Un’ultima ultimissima cosa: S. Teresa, con questo suo essenzialismo, chiamiamolo così nel senso di andare subito all’essenziale, si chiede: che cosa devo essere io nella Chiesa? Legge S. Paolo, una stupenda pagina che è scritta anche nel breviario, prima lettera ai Corinzi, capitolo 12, famosissimo seguito dal capitolo 13, l’inno alla carità, il capitolo 12 parla dei carismi, la Chiesa che è il corpo del Signore, nel corpo ci sono diversi organi così nella Chiesa ci sono profeti, dottori, apostoli, ciascuno ha il suo compito.
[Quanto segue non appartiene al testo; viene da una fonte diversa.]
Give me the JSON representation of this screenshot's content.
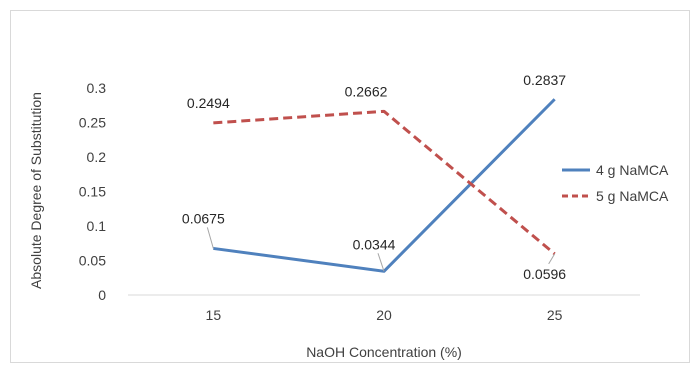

Quale è il mio compito? Si chiedeva S. Teresa con ansia. A un certo punto diceva: se la Chiesa è un corpo, deve avere anche un cuore ed io ho capito che la Chiesa ha anche un cuore che è pieno della carità di essa. Allora ho capito quale sarà il mio posto nella Chiesa, essere nel cuore della Chiesa.

Ecco, cari fratelli, molto importante questo, l’anima contemplativa di S .Teresa, perché l’amore è contemplazione. Pensate la sua via mistica è stata poco favorita, dicono gli autori di spiritualità che non aveva tanti doni intellettivi dello Spirito Santo, perché Dio nella sua storia, nella storia di ogni anima un po’ particolare e in S. Teresa quali erano i doni? Il dono della pietà, per esempio, meno il dono dell’intelletto e della sapienza. Però, cari fratelli, avere carità significa anche avere esperienza di Dio, vedete, la vita mistica non è altro che quella: amare, gustare, per poter godere della presenza di Dio dono increato, presente nel dono creato della sua partecipazione che e è la carità, giacché Dio è amore e chi ama sta in Dio e Dio in lui.